Wallyball is played in a racquetball court which measures 40 feet (12 m) long, 20 feet (6 m) wide and 20 feet (6 m) high. A center line divides the court in half. The net is hung above the center line, traversing the entire width of the court. The net is 3 feet (0.91 m) tall and hung at no more than 8 feet (2.44 m) above the floor for men’s wallyball games and no more than 7 feet 6 inches (2.29 m) above the floor for women. Two service areas are on each side, extending across the entire width of the court and 1 foot from each end wall. The ball is spherical, weighs between 9 and 10 ounces (255 and 283 g), and is 25 to 27 inches (64 to 69 cm) in circumference (the same size as a regular volleyball). The ball is made of rubber.
The word “wallyball” is a portmanteau of the words “wall” and “volleyball”.Wallyball can be played with any number of players from two to four players a side, according to the official rules of the American Wallyball Association. The rules were expanded to include rules for five and six players per side by the Wallyball Information Network (WIN!).

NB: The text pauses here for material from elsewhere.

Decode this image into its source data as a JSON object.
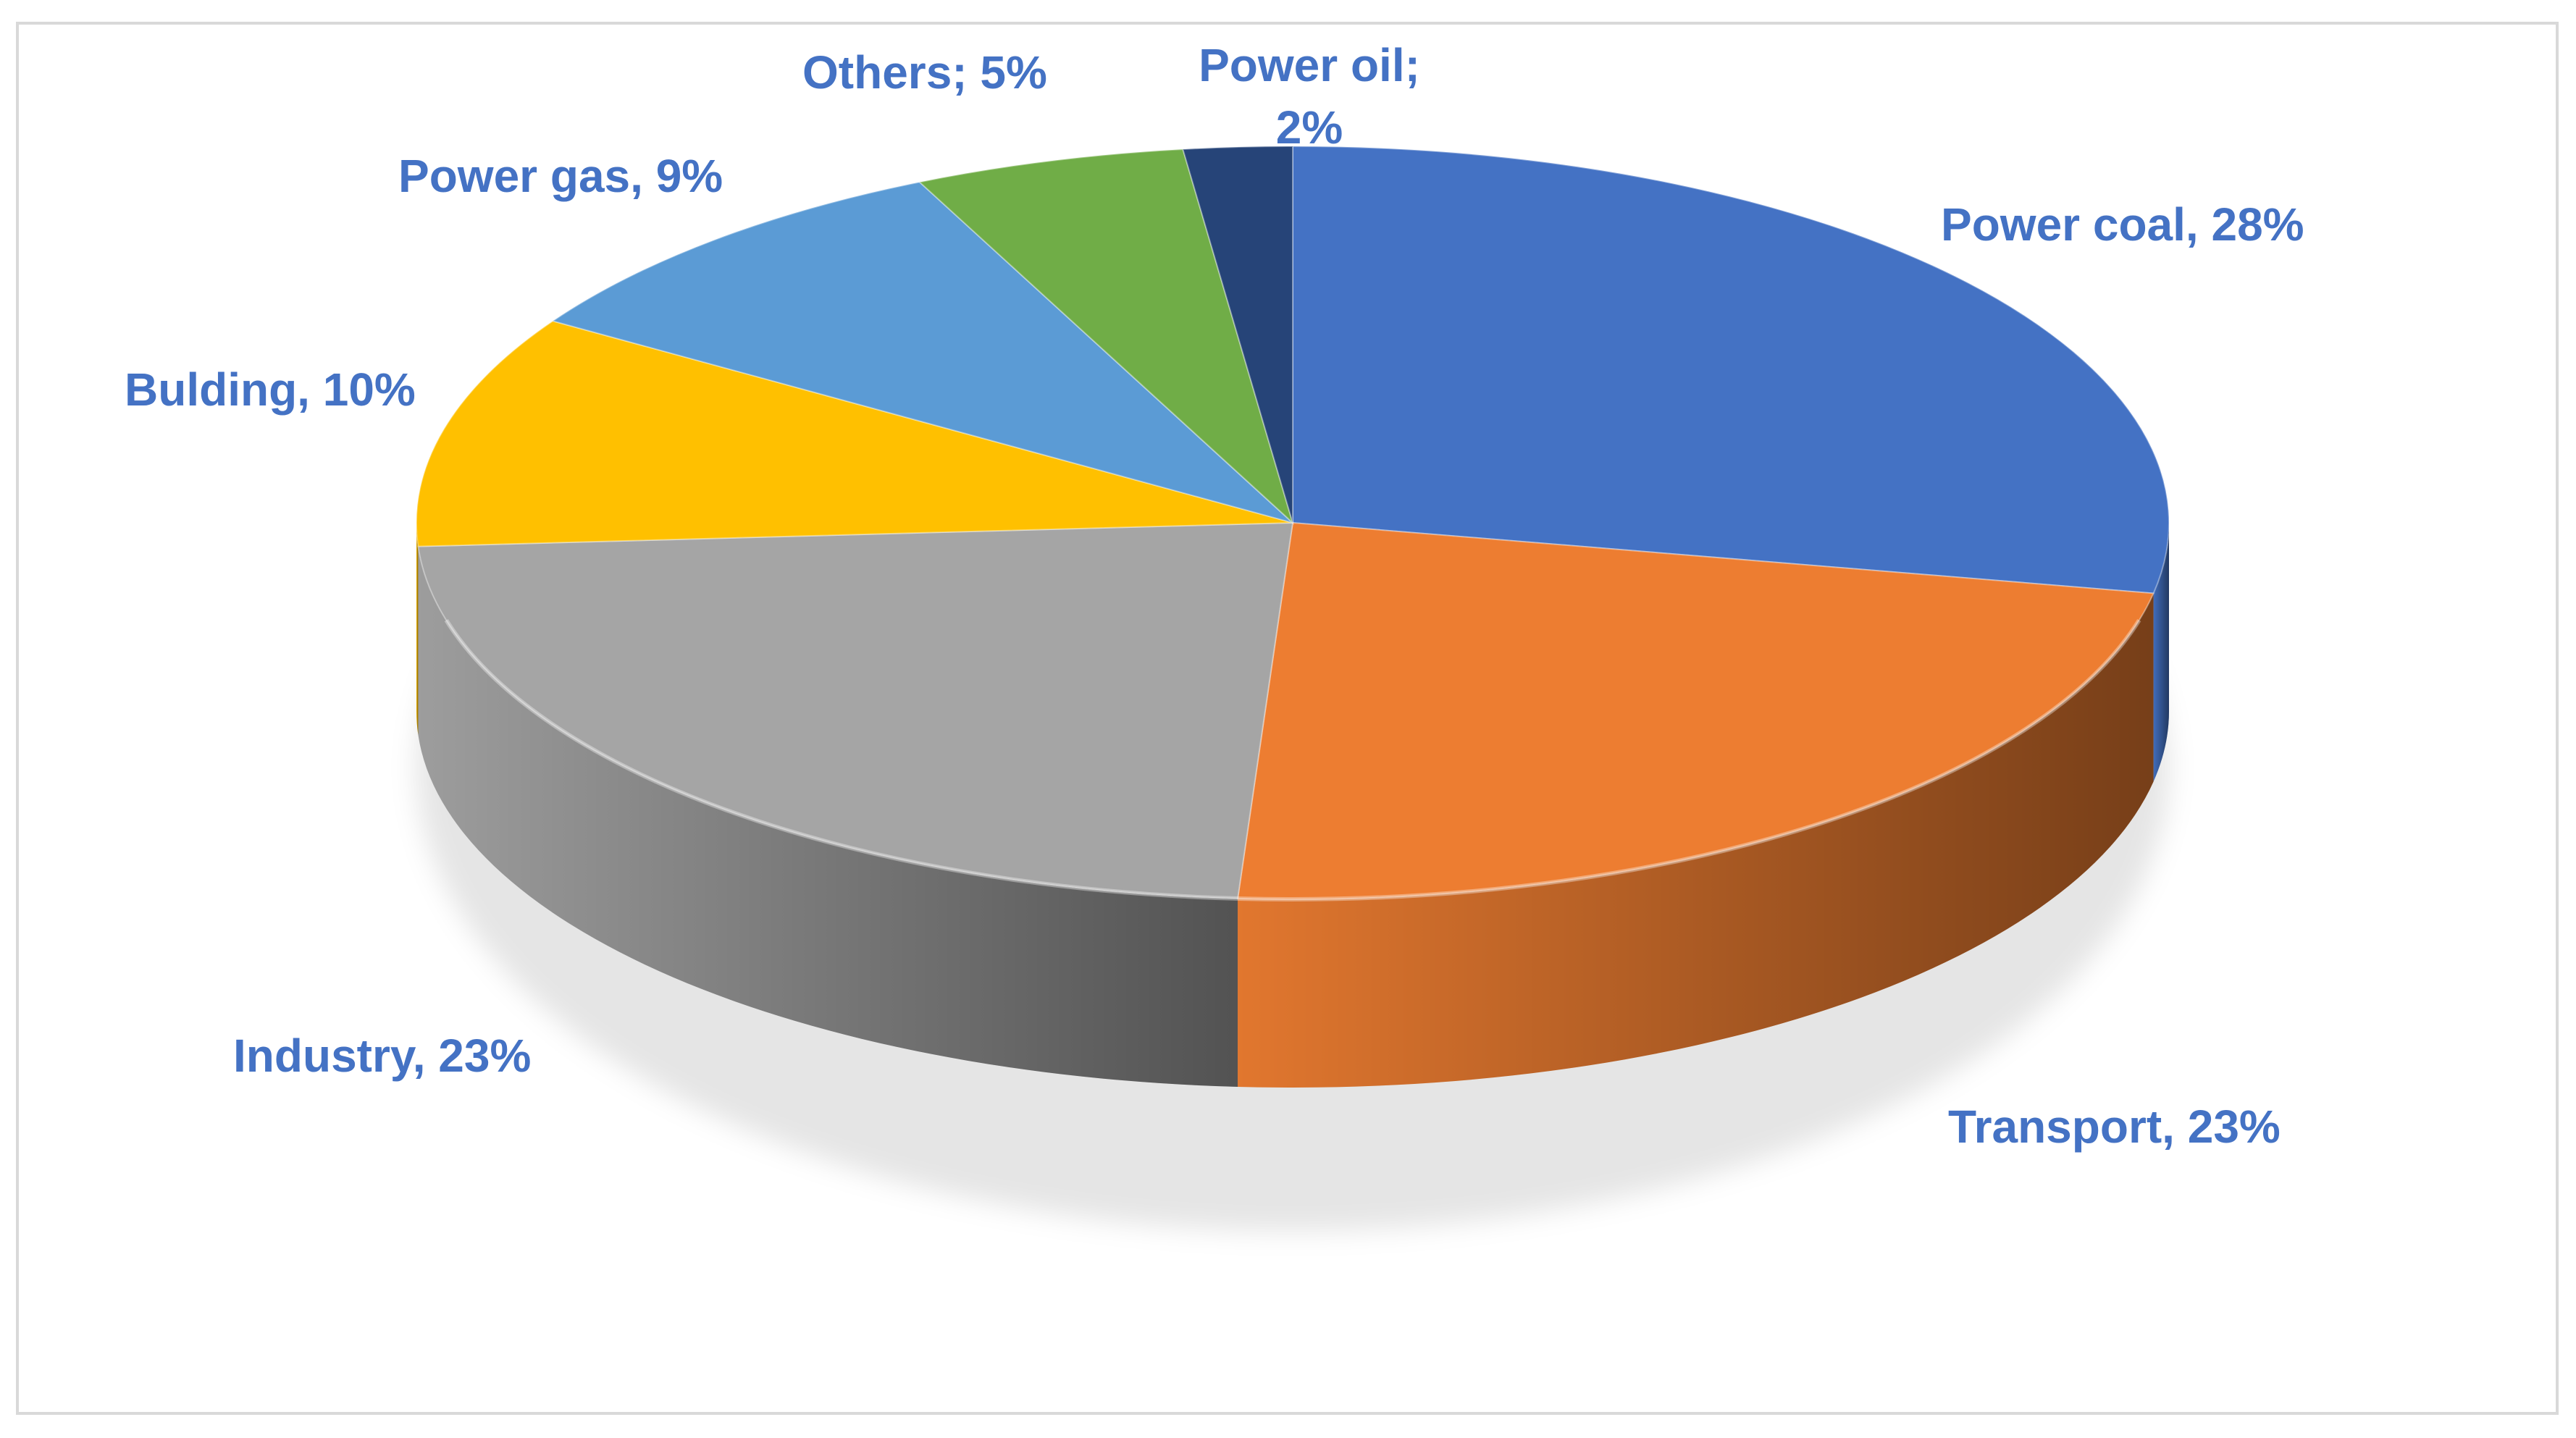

WIN! promotes wallyball throughout the world
Wallyball may have roots in an earlier game known as Deckerball, which used similar mechanics and was played as early as 1972. In Kansas, Illinois, a high school physical education teacher and a couple of students sat down to create a game that combined several skills from other games that would be used for indoor play during bad weather situations. By combining handball, tennis, and volleyball, they arrived at the game known as Deckerball (after one of the students involved in its creation, Mark Decker).